NEW YORK (GenomeWeb News) – The University of Texas MD Anderson Cancer Center said yesterday that it has received a renewal grant of $48.6 million from the National Cancer Institute to fund its comprehensive cancer center for five years.
The Comprehensive Cancer Center Support Grant will provide $9.7 million annually to MD Anderson, which uses the funding to support a range of cancer genomics, proteomics, and other research and resources across the institution.
In total, the grant funds 19 research programs and 16 shared resources. These include four programs focused on cancer genetics and epigenetics, metastasis, cell biology, and immunology; nine disease site programs covering all major cancers; three population-based research programs; and three thematic clinical and translational research programs focused on targeted therapies, radiation oncology, physics and biology, and stem cell transplantation and cell therapy.

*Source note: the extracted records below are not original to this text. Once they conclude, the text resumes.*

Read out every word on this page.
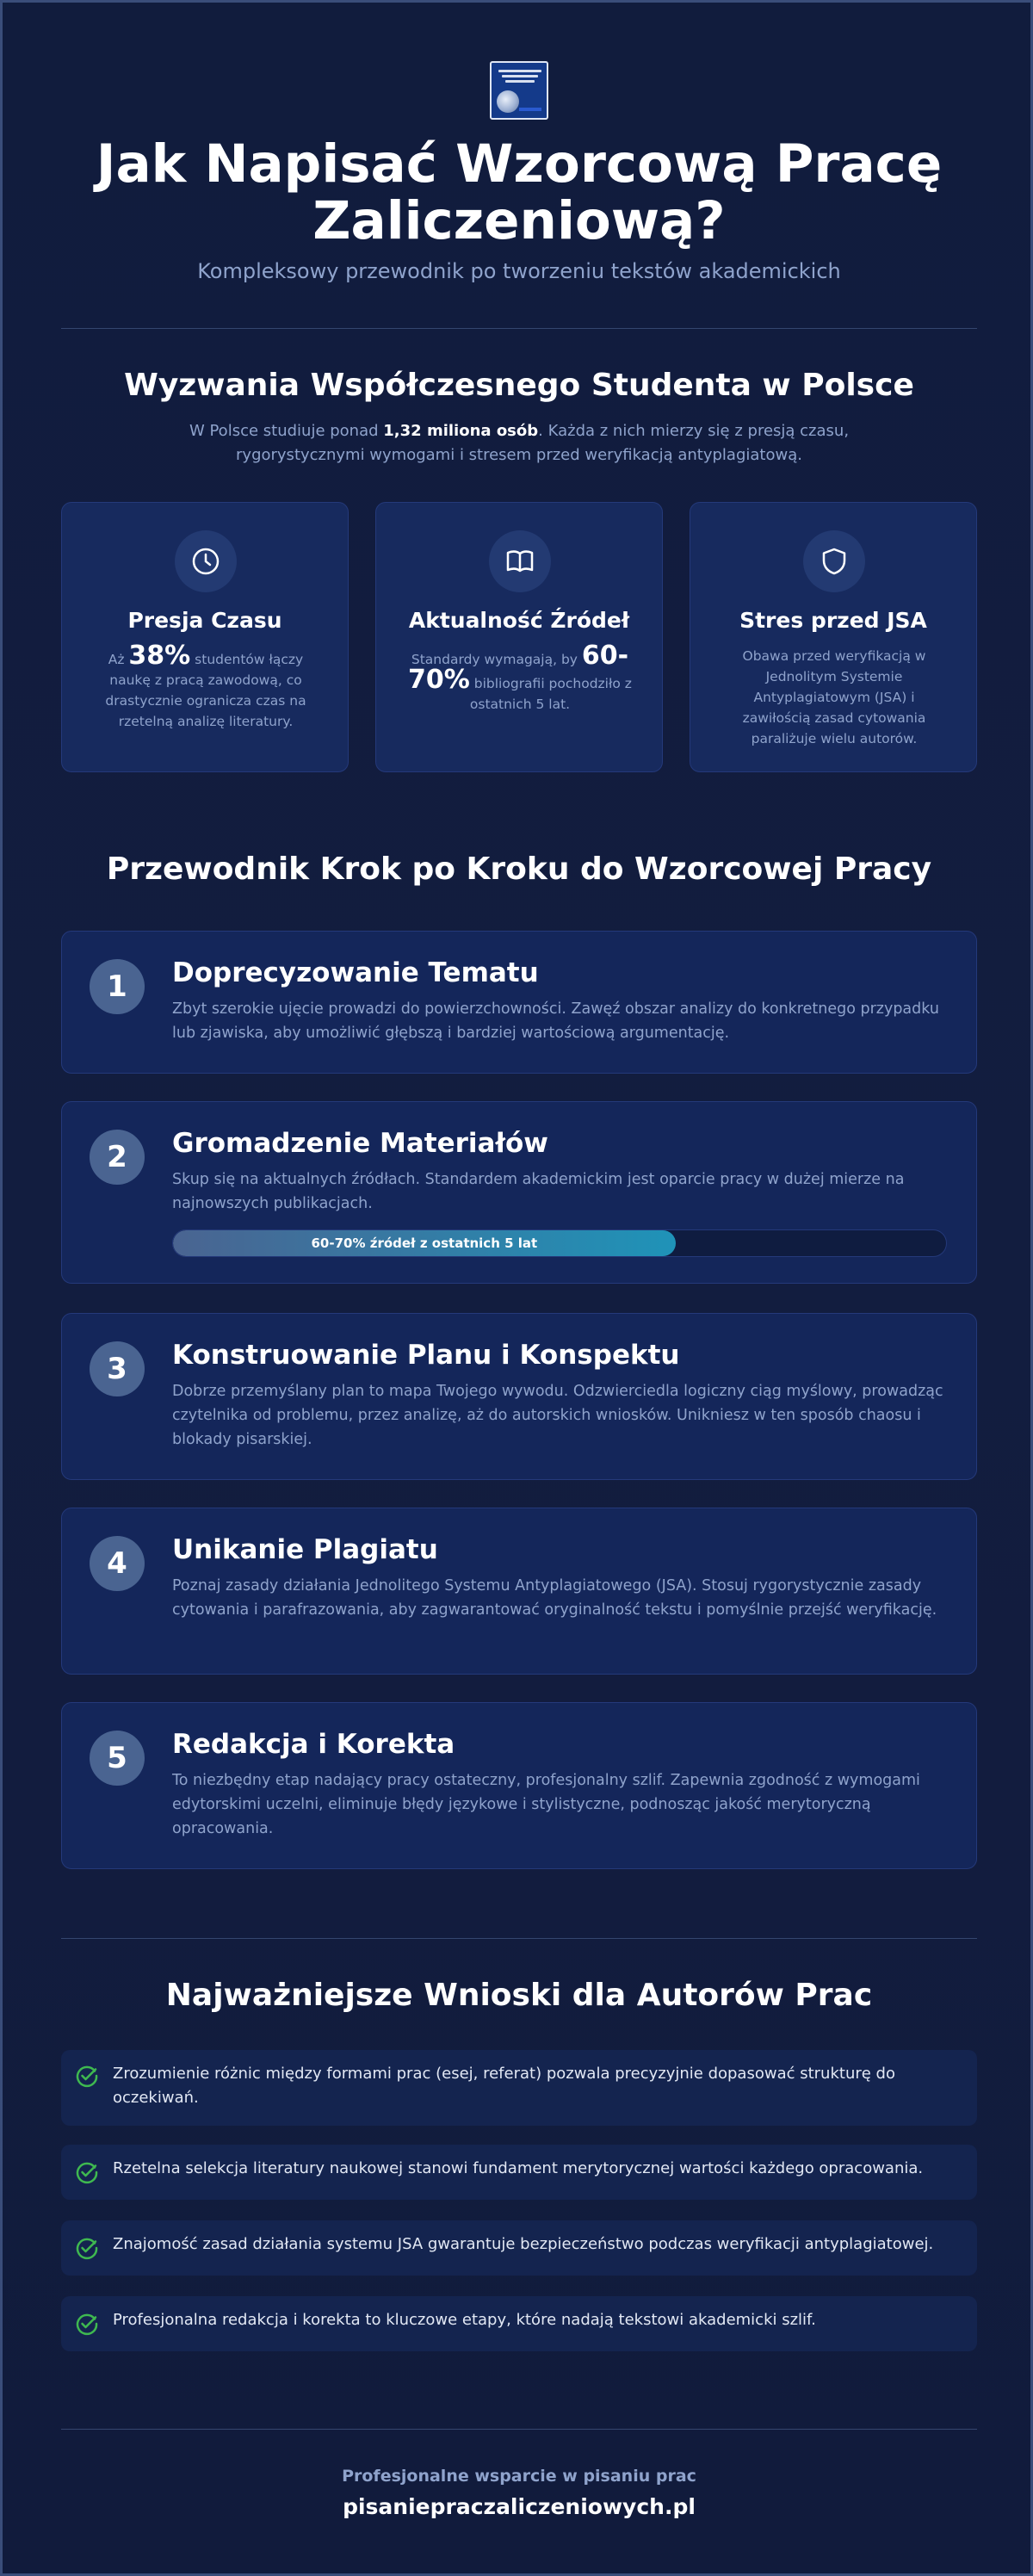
Jak Napisać Wzorcową Pracę Zaliczeniową?
Kompleksowy przewodnik po tworzeniu tekstów akademickich
Wyzwania Współczesnego Studenta w Polsce

W Polsce studiuje ponad 1,32 miliona osób. Każda z nich mierzy się z presją czasu, rygorystycznymi wymogami i stresem przed weryfikacją antyplagiatową.

Presja Czasu
Aż 38% studentów łączy naukę z pracą zawodową, co drastycznie ogranicza czas na rzetelną analizę literatury.
Aktualność Źródeł
Standardy wymagają, by 60-70% bibliografii pochodziło z ostatnich 5 lat.
Stres przed JSA
Obawa przed weryfikacją w Jednolitym Systemie Antyplagiatowym (JSA) i zawiłością zasad cytowania paraliżuje wielu autorów.
Przewodnik Krok po Kroku do Wzorcowej Pracy
1	Doprecyzowanie Tematu
Zbyt szerokie ujęcie prowadzi do powierzchowności. Zawęź obszar analizy do konkretnego przypadku lub zjawiska, aby umożliwić głębszą i bardziej wartościową argumentację.
2	Gromadzenie Materiałów
Skup się na aktualnych źródłach. Standardem akademickim jest oparcie pracy w dużej mierze na najnowszych publikacjach.
60-70% źródeł z ostatnich 5 lat
3	Konstruowanie Planu i Konspektu
Dobrze przemyślany plan to mapa Twojego wywodu. Odzwierciedla logiczny ciąg myślowy, prowadząc czytelnika od problemu, przez analizę, aż do autorskich wniosków. Unikniesz w ten sposób chaosu i blokady pisarskiej.
4	Unikanie Plagiatu
Poznaj zasady działania Jednolitego Systemu Antyplagiatowego (JSA). Stosuj rygorystycznie zasady cytowania i parafrazowania, aby zagwarantować oryginalność tekstu i pomyślnie przejść weryfikację.
5	Redakcja i Korekta
To niezbędny etap nadający pracy ostateczny, profesjonalny szlif. Zapewnia zgodność z wymogami edytorskimi uczelni, eliminuje błędy językowe i stylistyczne, podnosząc jakość merytoryczną opracowania.
Najważniejsze Wnioski dla Autorów Prac
Zrozumienie różnic między formami prac (esej, referat) pozwala precyzyjnie dopasować strukturę do oczekiwań.
Rzetelna selekcja literatury naukowej stanowi fundament merytorycznej wartości każdego opracowania.
Znajomość zasad działania systemu JSA gwarantuje bezpieczeństwo podczas weryfikacji antyplagiatowej.
Profesjonalna redakcja i korekta to kluczowe etapy, które nadają tekstowi akademicki szlif.
Profesjonalne wsparcie w pisaniu prac
pisaniepraczaliczeniowych.pl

The NCI grant also provides support for a number of shared resources for DNA sequencing, microarray analysis, functional proteomics, and a biospecimen and tissue pathology resource.
MD Anderson said that over the five years since the last NCI cancer center grant was renewed, the institution led clinical trials contributing to 22 cancer drugs being approved by the US Food and Drug Administration, published more than 12,000 papers in journals, received $120 million in additional research grant funding from NCI, and boosted its annual research budget from $450 million to $624 million.